Colaboración especial de Josué Cantorán

En 1967, después de una carrera de casi una década en la dramaturgia y la aparición de una novela que hoy sigue leyéndose, Jorge Ibargüengoitia publicó La ley de Herodes, una colección de relatos breves en los que anticipaba las características esenciales de su trayectoria, misma que hoy día es ampliamente considerada canónica. Ese volumen de relatos, que este año cumple cincuenta años de haber sido publicado, contenía ya la ironía casi sardónica del autor y su capacidad admirable de producir críticas profundas al sistema de la época sin perder de vista la prosa coloquial y la hilaridad de las situaciones narradas.

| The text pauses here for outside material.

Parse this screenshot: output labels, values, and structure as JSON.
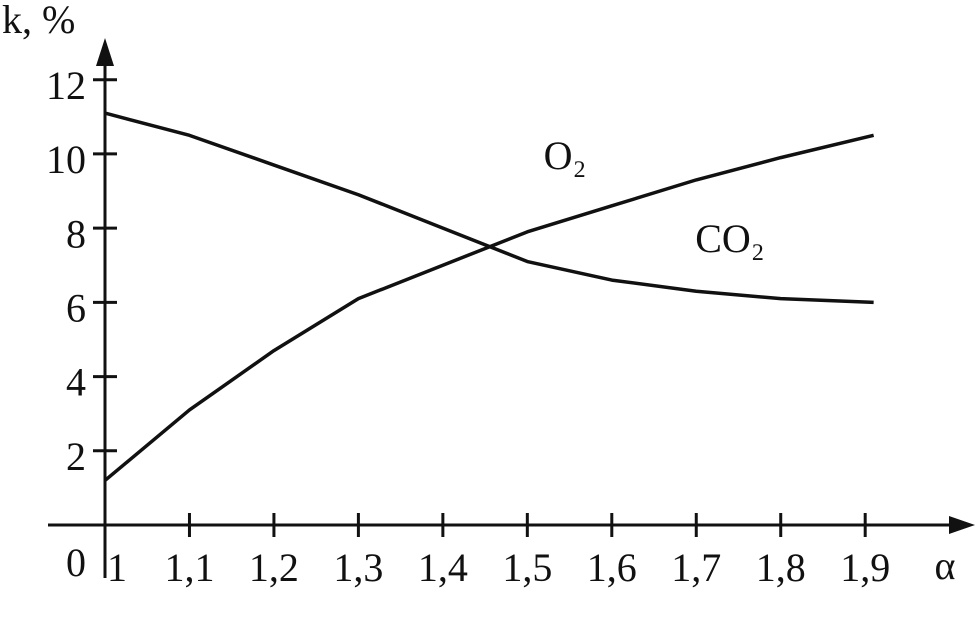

Si ya con Los relámpagos de agosto (1965), su primera novela, Ibargüengoitia había hecho gala de una exquisita manera de entretejer la historia con la sátira (cosa que se repetiría con novelas posteriores como Las muertas o Los pasos de López), su único volumen de cuentos lleva las cosas un poco más allá, al ser una suerte de sátira de sí mismo. Los once cuentos que lo integran parecen estar basados en episodios de la propia vida del autor, pues en todos se lee una voz masculina que corresponde a un personaje que en un par de veces es nombrado “Jorge” o “Ibargüengoitia”, lo que hace de este libro una especie de autoficción satírica. En eso, Ibargüengotia (esta vez sin comillas) se permite reírse, y a la vez nos hace reír, de aspectos sociales de su época como el mundo cultural, la ineptitud de los gobiernos en turno en temas como el ordenamiento territorial o la hasta entonces supuesta infiltración al campo intelectual de supuestos agentes de inteligencia. Cada uno de esos temas es abordado con una astucia que aún hoy no podría pasar desapercibida.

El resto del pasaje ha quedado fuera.